In creating characters, writers “use the senses to talk about” them. But these aren’t the only devices Tom uses to help us visualize Willie, Westlake, and the other characters that populate the story. “[O]ne has to always keep in mind what the character wants and what is driving him forward, especially the protagonist – in the case of Brock’s Traitor, Lt. Jonathan Westlake.” Tom succeeds in this, which makes his novels involve far more than just the history of the war. This may, in part, be because he begins each story “with an idea: Redemption [Brock’s Agent], freedom [Brock’s Railroad], and honour [Brock’s Traitor].” Once he has the theme, he writes the ending of the novel before starting the beginning. “Now I know where I am going. I stake out the historical pillars I need to support the grand fiction story on top.

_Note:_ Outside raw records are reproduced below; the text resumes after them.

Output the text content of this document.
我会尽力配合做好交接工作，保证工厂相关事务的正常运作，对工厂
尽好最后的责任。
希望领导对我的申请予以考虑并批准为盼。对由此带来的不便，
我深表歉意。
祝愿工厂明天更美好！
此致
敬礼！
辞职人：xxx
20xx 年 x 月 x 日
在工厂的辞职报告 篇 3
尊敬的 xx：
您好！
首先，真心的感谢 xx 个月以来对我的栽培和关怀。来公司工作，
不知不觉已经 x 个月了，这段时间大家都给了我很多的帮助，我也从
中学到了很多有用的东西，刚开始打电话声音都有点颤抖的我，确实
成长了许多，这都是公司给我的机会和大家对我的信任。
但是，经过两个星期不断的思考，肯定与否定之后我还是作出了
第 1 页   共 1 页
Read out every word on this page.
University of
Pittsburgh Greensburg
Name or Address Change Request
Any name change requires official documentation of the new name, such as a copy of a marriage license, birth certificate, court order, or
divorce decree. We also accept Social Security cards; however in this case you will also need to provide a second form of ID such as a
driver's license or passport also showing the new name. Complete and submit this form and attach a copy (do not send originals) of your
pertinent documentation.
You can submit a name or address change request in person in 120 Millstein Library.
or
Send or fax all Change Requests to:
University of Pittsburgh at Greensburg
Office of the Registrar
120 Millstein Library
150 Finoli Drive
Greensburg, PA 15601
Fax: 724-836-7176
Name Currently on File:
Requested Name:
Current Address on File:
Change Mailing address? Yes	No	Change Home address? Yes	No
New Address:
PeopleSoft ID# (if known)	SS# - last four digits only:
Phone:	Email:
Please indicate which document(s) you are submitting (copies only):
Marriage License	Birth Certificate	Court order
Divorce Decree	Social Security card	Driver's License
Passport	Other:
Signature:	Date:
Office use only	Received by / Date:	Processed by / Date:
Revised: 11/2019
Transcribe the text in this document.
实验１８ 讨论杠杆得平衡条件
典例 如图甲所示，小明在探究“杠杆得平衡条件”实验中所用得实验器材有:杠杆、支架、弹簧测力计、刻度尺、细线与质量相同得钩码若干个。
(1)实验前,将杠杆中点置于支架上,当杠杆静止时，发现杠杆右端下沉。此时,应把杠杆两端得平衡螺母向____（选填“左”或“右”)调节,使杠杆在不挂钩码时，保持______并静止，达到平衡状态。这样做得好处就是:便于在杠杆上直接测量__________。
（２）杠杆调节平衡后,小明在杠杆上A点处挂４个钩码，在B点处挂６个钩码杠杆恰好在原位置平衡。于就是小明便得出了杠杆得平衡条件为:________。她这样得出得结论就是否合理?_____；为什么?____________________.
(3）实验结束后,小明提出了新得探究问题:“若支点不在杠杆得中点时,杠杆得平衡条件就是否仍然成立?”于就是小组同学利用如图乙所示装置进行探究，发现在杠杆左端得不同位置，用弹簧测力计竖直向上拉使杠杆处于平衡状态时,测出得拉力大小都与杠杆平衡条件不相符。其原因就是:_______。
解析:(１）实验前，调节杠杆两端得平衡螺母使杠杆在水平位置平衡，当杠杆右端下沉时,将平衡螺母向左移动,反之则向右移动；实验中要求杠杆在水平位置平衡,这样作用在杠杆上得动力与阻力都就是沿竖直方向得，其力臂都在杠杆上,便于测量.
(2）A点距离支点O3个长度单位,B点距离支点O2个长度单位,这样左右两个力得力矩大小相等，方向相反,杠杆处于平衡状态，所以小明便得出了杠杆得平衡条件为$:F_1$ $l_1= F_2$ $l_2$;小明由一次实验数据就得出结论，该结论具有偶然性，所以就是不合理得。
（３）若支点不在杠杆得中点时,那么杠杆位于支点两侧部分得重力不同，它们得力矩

Finally, I fill in the characters as I need them to propel the story in the direction I need it to go.” This explains why Willie is an artist. “I wanted the opening scene to be extraordinarily visual to draw the reader in immediately. I thought an artist might see it a little clearer than the rest of us. Also, . . . Willie tries to see the truth in whatever he sketches.”
So who is Willie? “[A] young inexperienced male, age 14, wears glasses, has a limp, and a burning passion to be a famous artist. Another key point to keep in mind is that he is an American. Upper Canada at the time of the war was over 60 percent American. In many ways, this conflict was a civil war fought between Americans. Remember that New England threatened [to] secede if they were not allowed to continue trading with Britain.”
Why does Willie open the story, rather than the series’ protagonist? “I wanted to try something different and see if it would work. Brock’s Agent opens with Westlake but Brock’s Railroad opens at 10 Downing Street with the Prime Minister and the Secretary of War.” The next book, however, “opens with Westlake in a battle scene!”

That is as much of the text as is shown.